5 Eylül 2008 Cuma

Outdoor'da "Metin Olun"...

1 hafta, belki uzun süredir Penelope Cruz'un puslu bakışları, rüzgardan dağılmış saçları ve yine rüzgardan korunduğu belli, sarındığı içine gömüldüğü ceketiyle, beklenen sonbahar-kış kreasyonlarına biri yollara düştü. Yollara düştü derken yanlış anlaşılmasın yani, yollarda sürünen İstanbul kadınına ulaşmak için reklamınızın da yollara düşmesi gerekir. Hemen her durakta gördüğüm o üşümüş kadın imajı son zamanlarda özendiğim yegane şeylerden biri haline geldi. 

"Havalar soğusada üşüsem"

Sapıkça değil, kışı seviyorum. Üşemeyi de belki. Sonuçta kış daha stabildir. Kararlıdır, hava koşullarına karşı kendimize ayar çekebiliriz. Üşüdüğümüz kadar giyinir, giyindiğimiz kadar ısınırız. Ancak biliyoruz ki yazın soyunsak da terliyoruz. Mobil klima diye bir olgu olmadığından da serinlemek ofis veya evlerimizde, olmadı küvetin içinde havuzda denizde oluyor. Masraflı bence. Hemde kesin çözüm değil, klimanın atış alanından 1 metre sapsan şıp şıp terlersin.
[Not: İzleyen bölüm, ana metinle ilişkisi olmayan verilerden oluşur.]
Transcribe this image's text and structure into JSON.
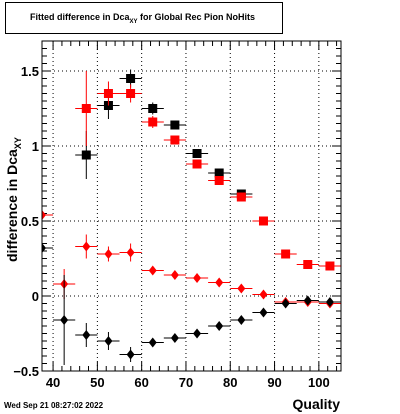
{
  "title": {
    "prefix": "Fitted difference in Dca",
    "subscript": "XY",
    "suffix": " for Global Rec Pion NoHits"
  },
  "ylabel": {
    "main": "difference in Dca",
    "subscript": "XY"
  },
  "xlabel": "Quality",
  "timestamp": "Wed Sep 21 08:27:02 2022",
  "colors": {
    "series_red": "#ff0000",
    "series_black": "#000000",
    "grid": "#000000"
  },
  "chart_data": {
    "type": "scatter",
    "xlim": [
      37.5,
      105
    ],
    "ylim": [
      -0.5,
      1.7
    ],
    "xticks": [
      40,
      50,
      60,
      70,
      80,
      90,
      100
    ],
    "yticks": [
      -0.5,
      0,
      0.5,
      1,
      1.5
    ],
    "ytick_labels": [
      "−0.5",
      "0",
      "0.5",
      "1",
      "1.5"
    ],
    "grid": true,
    "series": [
      {
        "color": "#000000",
        "marker": "square",
        "x": [
          47.5,
          52.5,
          57.5,
          62.5,
          67.5,
          72.5,
          77.5,
          82.5
        ],
        "y": [
          0.94,
          1.27,
          1.45,
          1.25,
          1.14,
          0.95,
          0.82,
          0.68
        ],
        "xerr": [
          2.5,
          2.5,
          2.5,
          2.5,
          2.5,
          2.5,
          2.5,
          2.5
        ],
        "yerr": [
          0.16,
          0.09,
          0.06,
          0.04,
          0.02,
          0.02,
          0.02,
          0.02
        ]
      },
      {
        "color": "#ff0000",
        "marker": "square",
        "x": [
          47.5,
          52.5,
          57.5,
          62.5,
          67.5,
          72.5,
          77.5,
          82.5,
          87.5,
          92.5,
          97.5,
          102.5
        ],
        "y": [
          1.25,
          1.35,
          1.35,
          1.16,
          1.04,
          0.88,
          0.77,
          0.66,
          0.5,
          0.28,
          0.21,
          0.2
        ],
        "xerr": [
          2.5,
          2.5,
          2.5,
          2.5,
          2.5,
          2.5,
          2.5,
          2.5,
          2.5,
          2.5,
          2.5,
          2.5
        ],
        "yerr": [
          0.25,
          0.08,
          0.06,
          0.04,
          0.03,
          0.02,
          0.02,
          0.02,
          0.01,
          0.01,
          0.01,
          0.01
        ]
      },
      {
        "color": "#ff0000",
        "marker": "diamond",
        "x": [
          37.5,
          42.5,
          47.5,
          52.5,
          57.5,
          62.5,
          67.5,
          72.5,
          77.5,
          82.5,
          87.5,
          92.5,
          97.5,
          102.5
        ],
        "y": [
          0.54,
          0.08,
          0.33,
          0.28,
          0.29,
          0.17,
          0.14,
          0.12,
          0.09,
          0.05,
          0.01,
          -0.04,
          -0.04,
          -0.05
        ],
        "xerr": [
          2.5,
          2.5,
          2.5,
          2.5,
          2.5,
          2.5,
          2.5,
          2.5,
          2.5,
          2.5,
          2.5,
          2.5,
          2.5,
          2.5
        ],
        "yerr": [
          0.6,
          0.1,
          0.08,
          0.05,
          0.06,
          0.02,
          0.02,
          0.01,
          0.01,
          0.01,
          0.01,
          0.01,
          0.01,
          0.01
        ]
      },
      {
        "color": "#000000",
        "marker": "diamond",
        "x": [
          37.5,
          42.5,
          47.5,
          52.5,
          57.5,
          62.5,
          67.5,
          72.5,
          77.5,
          82.5,
          87.5,
          92.5,
          97.5,
          102.5
        ],
        "y": [
          0.32,
          -0.16,
          -0.26,
          -0.3,
          -0.39,
          -0.31,
          -0.28,
          -0.25,
          -0.2,
          -0.16,
          -0.11,
          -0.05,
          -0.03,
          -0.04
        ],
        "xerr": [
          2.5,
          2.5,
          2.5,
          2.5,
          2.5,
          2.5,
          2.5,
          2.5,
          2.5,
          2.5,
          2.5,
          2.5,
          2.5,
          2.5
        ],
        "yerr": [
          0.7,
          0.3,
          0.08,
          0.06,
          0.05,
          0.02,
          0.02,
          0.02,
          0.02,
          0.01,
          0.01,
          0.01,
          0.01,
          0.01
        ]
      }
    ]
  }
}
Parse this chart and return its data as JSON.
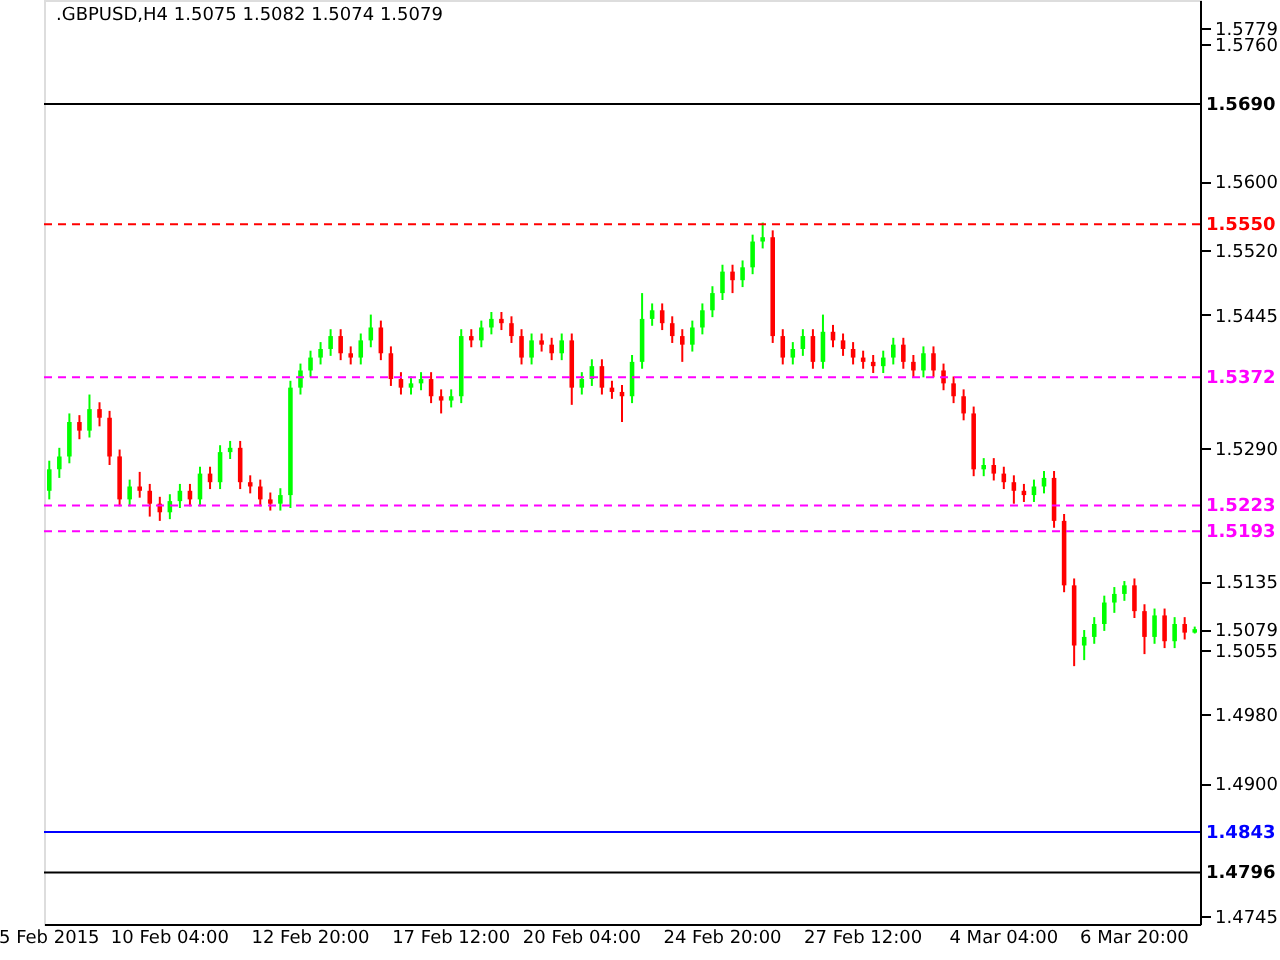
{
  "chart_data": {
    "type": "candlestick",
    "title": ".GBPUSD,H4  1.5075 1.5082 1.5074 1.5079",
    "categories": [
      "5 Feb 2015",
      null,
      null,
      null,
      null,
      null,
      null,
      null,
      null,
      null,
      null,
      null,
      "10 Feb 04:00",
      null,
      null,
      null,
      null,
      null,
      null,
      null,
      null,
      null,
      null,
      null,
      null,
      null,
      "12 Feb 20:00",
      null,
      null,
      null,
      null,
      null,
      null,
      null,
      null,
      null,
      null,
      null,
      null,
      null,
      "17 Feb 12:00",
      null,
      null,
      null,
      null,
      null,
      null,
      null,
      null,
      null,
      null,
      null,
      null,
      "20 Feb 04:00",
      null,
      null,
      null,
      null,
      null,
      null,
      null,
      null,
      null,
      null,
      null,
      null,
      null,
      "24 Feb 20:00",
      null,
      null,
      null,
      null,
      null,
      null,
      null,
      null,
      null,
      null,
      null,
      null,
      null,
      "27 Feb 12:00",
      null,
      null,
      null,
      null,
      null,
      null,
      null,
      null,
      null,
      null,
      null,
      null,
      null,
      "4 Mar 04:00",
      null,
      null,
      null,
      null,
      null,
      null,
      null,
      null,
      null,
      null,
      null,
      null,
      "6 Mar 20:00",
      null,
      null,
      null,
      null,
      null,
      null
    ],
    "ohlc": [
      [
        1.524,
        1.5275,
        1.523,
        1.5265
      ],
      [
        1.5265,
        1.529,
        1.5255,
        1.528
      ],
      [
        1.528,
        1.533,
        1.5272,
        1.532
      ],
      [
        1.532,
        1.5328,
        1.53,
        1.531
      ],
      [
        1.531,
        1.5352,
        1.5302,
        1.5335
      ],
      [
        1.5335,
        1.5343,
        1.5315,
        1.5325
      ],
      [
        1.5325,
        1.5333,
        1.527,
        1.528
      ],
      [
        1.528,
        1.5288,
        1.5222,
        1.523
      ],
      [
        1.523,
        1.5253,
        1.5222,
        1.5245
      ],
      [
        1.5245,
        1.5262,
        1.5232,
        1.524
      ],
      [
        1.524,
        1.5248,
        1.521,
        1.5225
      ],
      [
        1.5225,
        1.5233,
        1.5205,
        1.5215
      ],
      [
        1.5215,
        1.5236,
        1.5207,
        1.5228
      ],
      [
        1.5228,
        1.5248,
        1.522,
        1.524
      ],
      [
        1.524,
        1.5248,
        1.5222,
        1.523
      ],
      [
        1.523,
        1.5268,
        1.5222,
        1.526
      ],
      [
        1.526,
        1.5268,
        1.5242,
        1.525
      ],
      [
        1.525,
        1.5293,
        1.5242,
        1.5285
      ],
      [
        1.5285,
        1.5298,
        1.5277,
        1.529
      ],
      [
        1.529,
        1.5298,
        1.5242,
        1.525
      ],
      [
        1.525,
        1.5258,
        1.5237,
        1.5245
      ],
      [
        1.5245,
        1.5253,
        1.5222,
        1.523
      ],
      [
        1.523,
        1.5238,
        1.5217,
        1.5225
      ],
      [
        1.5225,
        1.5243,
        1.5217,
        1.5235
      ],
      [
        1.5235,
        1.5368,
        1.522,
        1.536
      ],
      [
        1.536,
        1.5388,
        1.5352,
        1.538
      ],
      [
        1.538,
        1.5403,
        1.5372,
        1.5395
      ],
      [
        1.5395,
        1.5413,
        1.5387,
        1.5405
      ],
      [
        1.5405,
        1.5428,
        1.5397,
        1.542
      ],
      [
        1.542,
        1.5428,
        1.5392,
        1.54
      ],
      [
        1.54,
        1.5408,
        1.5387,
        1.5395
      ],
      [
        1.5395,
        1.5423,
        1.5387,
        1.5415
      ],
      [
        1.5415,
        1.5445,
        1.5407,
        1.543
      ],
      [
        1.543,
        1.5438,
        1.5392,
        1.54
      ],
      [
        1.54,
        1.5408,
        1.5362,
        1.537
      ],
      [
        1.537,
        1.5378,
        1.5352,
        1.536
      ],
      [
        1.536,
        1.5373,
        1.5352,
        1.5365
      ],
      [
        1.5365,
        1.5378,
        1.5357,
        1.537
      ],
      [
        1.537,
        1.5378,
        1.5342,
        1.535
      ],
      [
        1.535,
        1.5358,
        1.533,
        1.5345
      ],
      [
        1.5345,
        1.5358,
        1.5337,
        1.535
      ],
      [
        1.535,
        1.5428,
        1.5342,
        1.542
      ],
      [
        1.542,
        1.5428,
        1.5407,
        1.5415
      ],
      [
        1.5415,
        1.5438,
        1.5407,
        1.543
      ],
      [
        1.543,
        1.5448,
        1.5422,
        1.544
      ],
      [
        1.544,
        1.5448,
        1.5427,
        1.5435
      ],
      [
        1.5435,
        1.5443,
        1.5412,
        1.542
      ],
      [
        1.542,
        1.5428,
        1.5387,
        1.5395
      ],
      [
        1.5395,
        1.5423,
        1.5387,
        1.5415
      ],
      [
        1.5415,
        1.5423,
        1.5402,
        1.541
      ],
      [
        1.541,
        1.5418,
        1.5392,
        1.54
      ],
      [
        1.54,
        1.5423,
        1.5392,
        1.5415
      ],
      [
        1.5415,
        1.5423,
        1.534,
        1.536
      ],
      [
        1.536,
        1.5378,
        1.5352,
        1.537
      ],
      [
        1.537,
        1.5393,
        1.5362,
        1.5385
      ],
      [
        1.5385,
        1.5393,
        1.5352,
        1.536
      ],
      [
        1.536,
        1.5368,
        1.5347,
        1.5355
      ],
      [
        1.5355,
        1.5363,
        1.532,
        1.535
      ],
      [
        1.535,
        1.5398,
        1.5342,
        1.539
      ],
      [
        1.539,
        1.547,
        1.5382,
        1.544
      ],
      [
        1.544,
        1.5458,
        1.5432,
        1.545
      ],
      [
        1.545,
        1.5458,
        1.5427,
        1.5435
      ],
      [
        1.5435,
        1.5443,
        1.5412,
        1.542
      ],
      [
        1.542,
        1.5428,
        1.539,
        1.541
      ],
      [
        1.541,
        1.5438,
        1.5402,
        1.543
      ],
      [
        1.543,
        1.5458,
        1.5422,
        1.545
      ],
      [
        1.545,
        1.5478,
        1.5442,
        1.547
      ],
      [
        1.547,
        1.5503,
        1.5462,
        1.5495
      ],
      [
        1.5495,
        1.5503,
        1.547,
        1.5485
      ],
      [
        1.5485,
        1.5508,
        1.5477,
        1.55
      ],
      [
        1.55,
        1.5538,
        1.5492,
        1.553
      ],
      [
        1.553,
        1.5552,
        1.5522,
        1.5535
      ],
      [
        1.5535,
        1.5543,
        1.5412,
        1.542
      ],
      [
        1.542,
        1.5428,
        1.5387,
        1.5395
      ],
      [
        1.5395,
        1.5413,
        1.5387,
        1.5405
      ],
      [
        1.5405,
        1.5428,
        1.5397,
        1.542
      ],
      [
        1.542,
        1.5428,
        1.5382,
        1.539
      ],
      [
        1.539,
        1.5445,
        1.5382,
        1.5425
      ],
      [
        1.5425,
        1.5433,
        1.5407,
        1.5415
      ],
      [
        1.5415,
        1.5423,
        1.5397,
        1.5405
      ],
      [
        1.5405,
        1.5413,
        1.5387,
        1.5395
      ],
      [
        1.5395,
        1.5403,
        1.5382,
        1.539
      ],
      [
        1.539,
        1.5398,
        1.5377,
        1.5385
      ],
      [
        1.5385,
        1.5403,
        1.5377,
        1.5395
      ],
      [
        1.5395,
        1.5418,
        1.5387,
        1.541
      ],
      [
        1.541,
        1.5418,
        1.5382,
        1.539
      ],
      [
        1.539,
        1.5398,
        1.5372,
        1.538
      ],
      [
        1.538,
        1.5408,
        1.5372,
        1.54
      ],
      [
        1.54,
        1.5408,
        1.5372,
        1.538
      ],
      [
        1.538,
        1.5388,
        1.5357,
        1.5365
      ],
      [
        1.5365,
        1.5373,
        1.5342,
        1.535
      ],
      [
        1.535,
        1.5358,
        1.5322,
        1.533
      ],
      [
        1.533,
        1.5338,
        1.5257,
        1.5265
      ],
      [
        1.5265,
        1.5278,
        1.5257,
        1.527
      ],
      [
        1.527,
        1.5278,
        1.5252,
        1.526
      ],
      [
        1.526,
        1.5268,
        1.5242,
        1.525
      ],
      [
        1.525,
        1.5258,
        1.5225,
        1.524
      ],
      [
        1.524,
        1.5248,
        1.5227,
        1.5235
      ],
      [
        1.5235,
        1.5253,
        1.5227,
        1.5245
      ],
      [
        1.5245,
        1.5263,
        1.5237,
        1.5255
      ],
      [
        1.5255,
        1.5263,
        1.5197,
        1.5205
      ],
      [
        1.5205,
        1.5213,
        1.5122,
        1.513
      ],
      [
        1.513,
        1.5138,
        1.5036,
        1.506
      ],
      [
        1.506,
        1.5078,
        1.5043,
        1.507
      ],
      [
        1.507,
        1.5093,
        1.5062,
        1.5085
      ],
      [
        1.5085,
        1.5118,
        1.5077,
        1.511
      ],
      [
        1.511,
        1.5128,
        1.5098,
        1.512
      ],
      [
        1.512,
        1.5135,
        1.5112,
        1.513
      ],
      [
        1.513,
        1.5138,
        1.5092,
        1.51
      ],
      [
        1.51,
        1.5108,
        1.505,
        1.507
      ],
      [
        1.507,
        1.5103,
        1.5062,
        1.5095
      ],
      [
        1.5095,
        1.5103,
        1.5057,
        1.5065
      ],
      [
        1.5065,
        1.5093,
        1.5057,
        1.5085
      ],
      [
        1.5085,
        1.5093,
        1.5067,
        1.5075
      ],
      [
        1.5075,
        1.5082,
        1.5074,
        1.5079
      ]
    ],
    "colors": [
      "#00ff00",
      "#00ff00",
      "#00ff00",
      "#ff0000",
      "#00ff00",
      "#ff0000",
      "#ff0000",
      "#ff0000",
      "#00ff00",
      "#ff0000",
      "#ff0000",
      "#ff0000",
      "#00ff00",
      "#00ff00",
      "#ff0000",
      "#00ff00",
      "#ff0000",
      "#00ff00",
      "#00ff00",
      "#ff0000",
      "#ff0000",
      "#ff0000",
      "#ff0000",
      "#00ff00",
      "#00ff00",
      "#00ff00",
      "#00ff00",
      "#00ff00",
      "#00ff00",
      "#ff0000",
      "#ff0000",
      "#00ff00",
      "#00ff00",
      "#ff0000",
      "#ff0000",
      "#ff0000",
      "#00ff00",
      "#00ff00",
      "#ff0000",
      "#ff0000",
      "#00ff00",
      "#00ff00",
      "#ff0000",
      "#00ff00",
      "#00ff00",
      "#ff0000",
      "#ff0000",
      "#ff0000",
      "#00ff00",
      "#ff0000",
      "#ff0000",
      "#00ff00",
      "#ff0000",
      "#00ff00",
      "#00ff00",
      "#ff0000",
      "#ff0000",
      "#ff0000",
      "#00ff00",
      "#00ff00",
      "#00ff00",
      "#ff0000",
      "#ff0000",
      "#ff0000",
      "#00ff00",
      "#00ff00",
      "#00ff00",
      "#00ff00",
      "#ff0000",
      "#00ff00",
      "#00ff00",
      "#00ff00",
      "#ff0000",
      "#ff0000",
      "#00ff00",
      "#00ff00",
      "#ff0000",
      "#00ff00",
      "#ff0000",
      "#ff0000",
      "#ff0000",
      "#ff0000",
      "#ff0000",
      "#00ff00",
      "#00ff00",
      "#ff0000",
      "#ff0000",
      "#00ff00",
      "#ff0000",
      "#ff0000",
      "#ff0000",
      "#ff0000",
      "#ff0000",
      "#00ff00",
      "#ff0000",
      "#ff0000",
      "#ff0000",
      "#ff0000",
      "#00ff00",
      "#00ff00",
      "#ff0000",
      "#ff0000",
      "#ff0000",
      "#00ff00",
      "#00ff00",
      "#00ff00",
      "#00ff00",
      "#00ff00",
      "#ff0000",
      "#ff0000",
      "#00ff00",
      "#ff0000",
      "#00ff00",
      "#ff0000",
      "#00ff00"
    ],
    "ylim": [
      1.4736,
      1.5811
    ],
    "yticks": [
      {
        "value": 1.5779,
        "label": "1.5779"
      },
      {
        "value": 1.576,
        "label": "1.5760"
      },
      {
        "value": 1.56,
        "label": "1.5600"
      },
      {
        "value": 1.552,
        "label": "1.5520"
      },
      1.5445,
      {
        "value": 1.529,
        "label": "1.5290"
      },
      1.5135,
      {
        "value": 1.5079,
        "label": "1.5079"
      },
      1.5055,
      {
        "value": 1.498,
        "label": "1.4980"
      },
      {
        "value": 1.49,
        "label": "1.4900"
      },
      1.4745
    ],
    "ref_lines": [
      {
        "axis": "y",
        "value": 1.569,
        "label": "1.5690",
        "color": "#000000",
        "line_style": "solid"
      },
      {
        "axis": "y",
        "value": 1.555,
        "label": "1.5550",
        "color": "#ff0000",
        "line_style": "dashed"
      },
      {
        "axis": "y",
        "value": 1.5372,
        "label": "1.5372",
        "color": "#ff00ff",
        "line_style": "dashed"
      },
      {
        "axis": "y",
        "value": 1.5223,
        "label": "1.5223",
        "color": "#ff00ff",
        "line_style": "dashed"
      },
      {
        "axis": "y",
        "value": 1.5193,
        "label": "1.5193",
        "color": "#ff00ff",
        "line_style": "dashed"
      },
      {
        "axis": "y",
        "value": 1.4843,
        "label": "1.4843",
        "color": "#0000ff",
        "line_style": "solid"
      },
      {
        "axis": "y",
        "value": 1.4796,
        "label": "1.4796",
        "color": "#000000",
        "line_style": "solid"
      }
    ],
    "grid": false
  }
}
Biraz ümitsizim. Çünkü aylardan eylül, yazın bitesi yok, bitmeye niyetlense bile kış gelir mi ne zaman gelir muamma.

Ama şöyle kış gelse, kıllı tüylü çizmelerimizi, hırkalarımızı kazaklarımızı giysek, eller cepte tir tir titreyerek yürüsek İstanbul'da.

Markayla ilgili yorumda bulunmuyorum. Sevdiğim, beğendiğim, hatta zaman zaman hayretle hayranlık arasında elime aldığım ama kimi zamanda "yok bunu giyemem" diyerek malesef yerine bıraktığım nadide orjinal güzellik.